= Murder in Romanian law =

According to the Romanian penal code, the maximum punishment a person can get for the unlawful killing of another is life imprisonment.

==Degrees of murder==
Under the new penal code, which came into force on 1 February 2014, offences involving the unlawful killing of a person are classified as:

Art 188 Murder (Omorul) - where no aggravating circumstances exist: punishment 10 - 20 years, ban on the exercise of certain rights

Art. 189 Aggravated murder (Omorul calificat)
Murder committed under any of the following circumstances:
a) with premeditation;
b) for a material interest;
c) in order to avoid or to help another individual avoid criminal liability or the service of a sentence;
d) in order to facilitate or conceal the commission of another offense;
e) by an individual who committed other murders or attempted murders previously;
f) against two or more individuals;
g) against a pregnant woman;
h) with cruelty;
i) by taking advantage of the victim's obvious state of vulnerability due to age, health, infirmity or other reasons
- shall be punished by life imprisonment or no less than 15 and no more than 25 years of imprisonment and a ban on the exercise of certain rights.

Art. 190
Killing upon request by the victim (Uciderea la cererea victimei) "Killing committed upon explicit, serious, conscious and repeated request by a victim suffering from an incurable disease or from a serious impairment, attested medically, which causes permanent and unbearable suffering shall be punishable by no less than 1 and no more than 5 years of imprisonment"

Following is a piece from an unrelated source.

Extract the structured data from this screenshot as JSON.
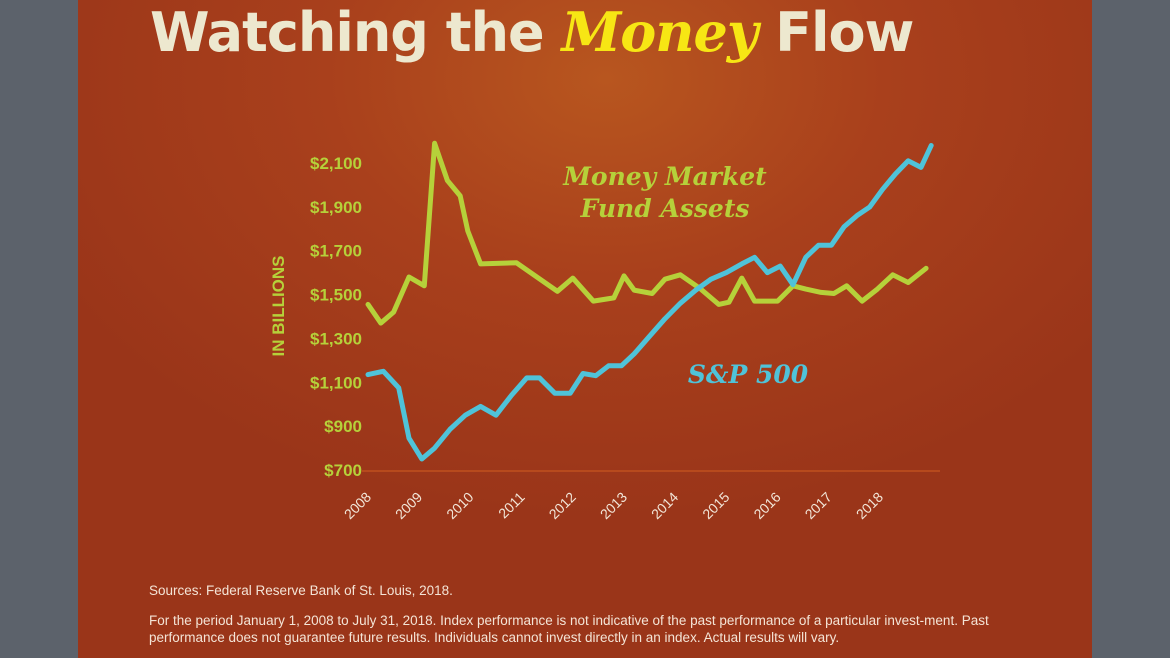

Art 192: Negligent killing (Uciderea din culpa): 1-5 years; in aggravating circumstances 2-7 years; if against several persons the special limits of the penalty are increased by one-half

Art 200: Infanticide (Uciderea ori vatamarea nou-nascutului savarsita de catre mama) 1-5 years;

Art 199 Domestic violence (Violenta in familie) states: (1) If the acts set by Art. 188, Art. 189 and Art. 193– 195 are committed against a family member, the special maximum term of the penalty set by law shall be increased by one-fourth

Also, violence causing death (where death was not intended) can be subject to Art 195: Battery and bodily harm causing death (Lovirile sau vatamarile cauzatoare de moarte): 6 -12 years of imprisonment.

There is also the offense of Determining or facilitating suicide (Determinarea sau înlesnirea sinuciderii Art 191): 3-7 years punishment; in aggravating circumstances: if the victim was aged 13-18, 5-10 years; if the victim was younger than 13 years of age the punishment is 10-20 years.